Attribute Balanced Leveling with Ada Boost Regressor for Predicting Heart Disease using Machine Learning
Shermin Shamsudheen1, Rincy Merlin Mathew2, M. Shyamala Devi3
1Shermin Shamsudheen, Lecturer, Department of Computer Science, College of Computer Science & Information Systems, Jazan University, Saudi Arabia.
2Rincy Merlin Mathew, Lecturer, Department of Computer Science, College of Science and Arts, Khamis Mushayt, King Khalid university, Abha, Asir, Saudi Arabia.
3M. Shyamala Devi, Professor, Computer Science and Engineering, Vel Tech Rangarajan Dr. Sagunthala R&D Institute of Science and Technology, Avadi, Chennai, TamilNadu, India.
Manuscript received on January 02, 2020. | Revised Manuscript received on January 15, 2020. | Manuscript published on January 30, 2020. | PP: 2488-2493 | Volume-8 Issue-5, January 2020. | Retrieval Number: E5816018520/2020©BEIESP | DOI: 10.35940/ijrte.E5816.018520
Open Access | Ethics and Policies | Cite | Mendeley
© The Authors. Blue Eyes Intelligence Engineering and Sciences Publication (BEIESP). This is an open access article under the CC BY-NC-ND license (http://creativecommons.org/licenses/by-nc-nd/4.0/)

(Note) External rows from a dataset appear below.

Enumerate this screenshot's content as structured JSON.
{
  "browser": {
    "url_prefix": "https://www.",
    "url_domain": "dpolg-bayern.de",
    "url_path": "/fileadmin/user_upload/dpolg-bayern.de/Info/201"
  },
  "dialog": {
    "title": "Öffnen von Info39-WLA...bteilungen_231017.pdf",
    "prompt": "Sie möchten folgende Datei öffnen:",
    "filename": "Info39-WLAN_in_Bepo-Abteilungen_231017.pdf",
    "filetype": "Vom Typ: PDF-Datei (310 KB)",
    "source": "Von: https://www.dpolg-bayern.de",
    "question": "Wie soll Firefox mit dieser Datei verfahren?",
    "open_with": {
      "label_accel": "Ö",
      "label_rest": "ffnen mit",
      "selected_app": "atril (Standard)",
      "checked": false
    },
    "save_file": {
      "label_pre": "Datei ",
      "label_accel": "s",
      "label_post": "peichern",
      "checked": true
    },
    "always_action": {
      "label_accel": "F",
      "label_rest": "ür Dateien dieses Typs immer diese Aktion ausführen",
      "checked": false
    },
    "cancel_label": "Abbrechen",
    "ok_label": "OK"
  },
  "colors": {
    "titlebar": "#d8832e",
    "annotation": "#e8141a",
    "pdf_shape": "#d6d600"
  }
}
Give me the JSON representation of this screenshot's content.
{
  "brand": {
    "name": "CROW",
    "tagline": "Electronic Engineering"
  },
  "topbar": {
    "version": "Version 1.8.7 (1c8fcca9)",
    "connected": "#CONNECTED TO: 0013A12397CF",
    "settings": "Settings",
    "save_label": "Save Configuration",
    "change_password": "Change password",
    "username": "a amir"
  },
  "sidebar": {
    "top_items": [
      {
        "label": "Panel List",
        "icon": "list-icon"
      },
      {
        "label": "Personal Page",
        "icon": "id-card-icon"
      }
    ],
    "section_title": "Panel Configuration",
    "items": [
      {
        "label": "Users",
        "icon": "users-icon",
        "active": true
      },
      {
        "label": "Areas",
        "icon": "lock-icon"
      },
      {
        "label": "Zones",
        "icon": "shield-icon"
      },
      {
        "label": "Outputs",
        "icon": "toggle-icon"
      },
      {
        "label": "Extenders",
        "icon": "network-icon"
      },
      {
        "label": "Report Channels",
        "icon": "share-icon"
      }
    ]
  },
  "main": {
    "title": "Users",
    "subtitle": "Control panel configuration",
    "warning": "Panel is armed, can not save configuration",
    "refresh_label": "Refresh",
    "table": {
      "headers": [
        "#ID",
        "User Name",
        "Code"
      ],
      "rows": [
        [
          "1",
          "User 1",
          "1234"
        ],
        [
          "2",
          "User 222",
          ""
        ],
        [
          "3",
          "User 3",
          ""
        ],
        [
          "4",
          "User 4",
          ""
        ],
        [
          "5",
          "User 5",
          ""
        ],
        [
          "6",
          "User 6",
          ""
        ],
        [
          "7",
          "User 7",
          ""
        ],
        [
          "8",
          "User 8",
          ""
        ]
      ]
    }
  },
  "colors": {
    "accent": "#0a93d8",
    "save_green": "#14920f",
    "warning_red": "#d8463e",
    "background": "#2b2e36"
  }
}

Abstract: The technological advancement can help the entire application field to predict the damage and to forecast the future target of the object. The wealth of the world is in the health of the people. So the technology must support the technologists in predicting the disease in advance. The machine learning is the emerging field which is used to forecast the existence of the heart disease through the values of the clinical parameters. With this view, we focus on predicting the customer churn for the banking application. This paper uses the customer churn bank modeling data set extracted from UCI Machine Learning Repository. The anaconda Navigator IDE along with Spyder is used for implementing the Python code. Our contribution is folded is folded in three ways. First, the data is processed to find the relationship between the elements of the dataset. Second, the data set is applied for Ada Boost regressors and the important elements are identified. Third, the dataset is applied to feature scaling and then fitted to kernel support vector machine, logistic regression classifier, Naive bayes classifier, random forest classifier, decision tree classifier and KNN classifier. Fourth, the dataset is dimensionality reduced with principal component analysis with five components and then applied to the previously mentioned classifiers. Fifth, the performance of the classifiers is analyzed with the indication metrics like precision, accuracy, recall and F score. The implementation is carried out with python code using Anaconda Navigator. Experimental results show that, the Naïve bayes classifier is more effective with the precision of 0.90 for dataset with random boost, feature scaled and PCA. Experimental results show that, the Naïve bayes classifier is more effective with the recall of 0.91 for dataset with random boost, feature scaled and PCA. Experimental results show that, the Naïve bayes classifier is more effective with the F score of 0.92 for dataset with random boost, feature scaled and PCA. Experimental results show, the Naïve bayes classifier is more effective with the accuracy of 91% without random boost, 93% with random boosting and 92% with principal component analysis.
Keywords: Machine Learning, Churn, Classification, accuracy, precision, recall and f-score.
Scope of the Article: Machine Learning.